The `jh0' et al. must be valid profile names (visible in the podium), and the double quotes are mandatory.

A few restrictions: virtual profiles are read-only and currently do not show in the tsdb podium. However, they can be useful in training and evaluating parse selection models.

Batch Scripts

You can call [incr tsdb()] from within a batch script. This makes it possible to parse, update, normalize, export and so on from the comfort of your terminal.

There is an example batch scripts for exporting in the normal installation: $DELPHINHOME/lkb/src/tsdb/home/export.

It is called as follows, to export a single profile:

  ./export redwoods/jun-04/vm6/04-06-11

There are other batch scripts in LOGON tree (see LogonTop). In the top directory are scripts for parsing, generating and transfering. See the LogonProcessing page for some further instructions.

There are more scripts under lingo/redwoods/ for training stochastic models.

There is a script by the name `load' (essentially setting up the environment for a variety of experimental tasks) and input files `fc.lisp' (creating the feature cache, a one-time operation); `grid.lisp' (executing a large number of experiments, with varying feature sets and estimation parameters); and finally `train.lisp' (training and serializing a model, using a default set of parameters).
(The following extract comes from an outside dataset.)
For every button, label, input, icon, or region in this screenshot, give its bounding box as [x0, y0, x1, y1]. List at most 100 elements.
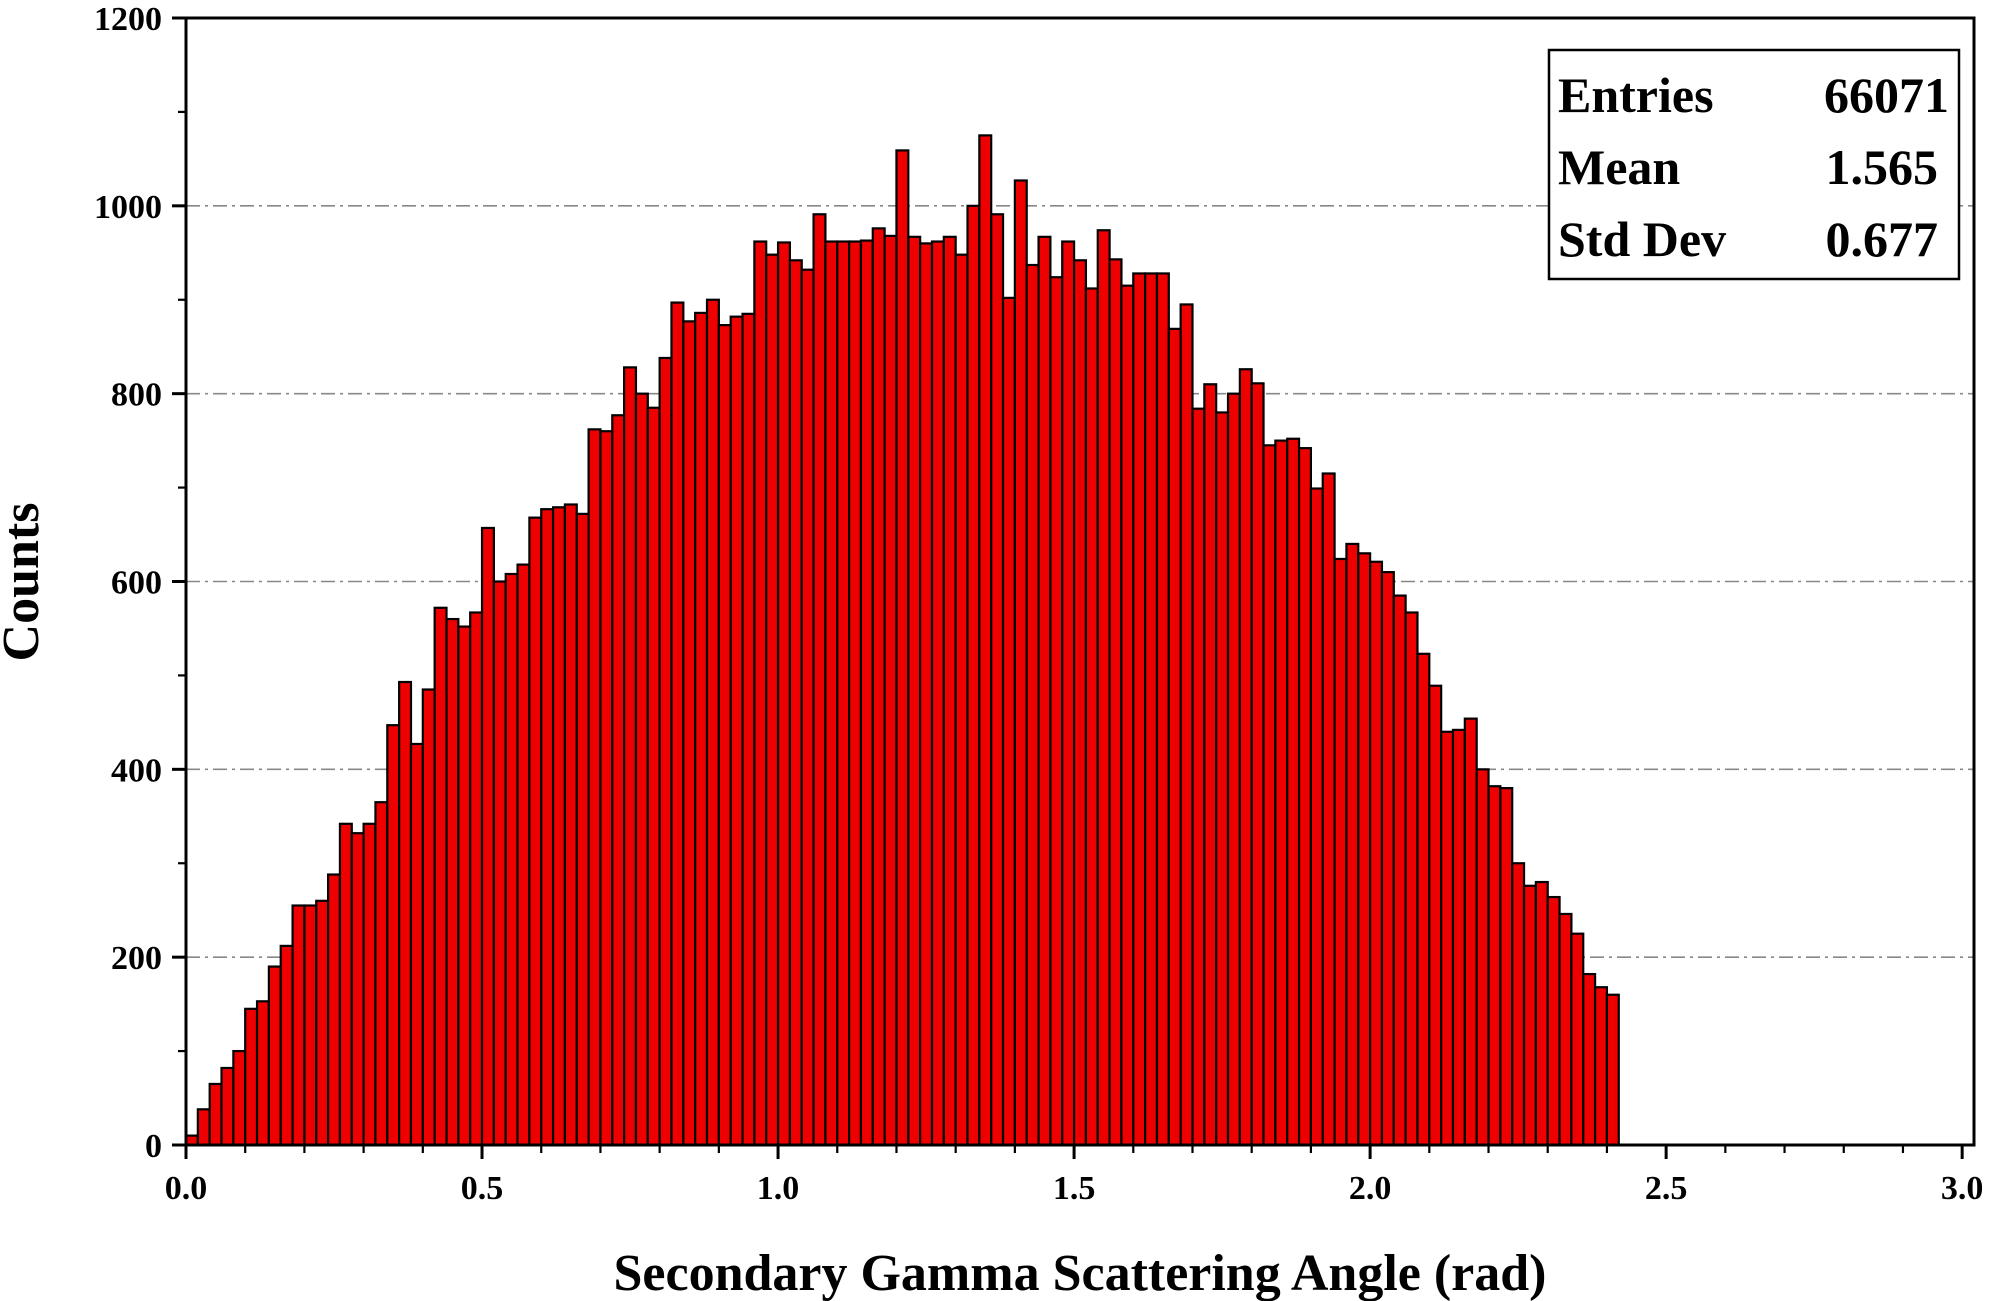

Note that, since virtual profiles are read-only, you will still need a skeleton for the full data set, as each iteration in `grid.lisp' needs to write scores et al. In late 2006, it is suggested that people should use the LOGON tree for parse selection experiments. It also includes suitable TADM (and SVM) binaries.

Memory Use

Batch processing is much faster for some tasks (e.g. automatic treebank updates and normalization).

However, some task remain challenging. See the note on memory requirements for exporting toward the bottom of RedwoodsTop. In the Hinoki project, we are now forced to use a 64 bit machine to export, as we often run out of memory with the 32 bit lisp.

Customization

You can discover which function calls to use by tracing them while using the podium. For example, in the *common-lisp* buffer type :trace tsdb::browse-trees then run the sequence of commands you want to batch from the menus and look at the output in the buffer. This can then be converted into a script.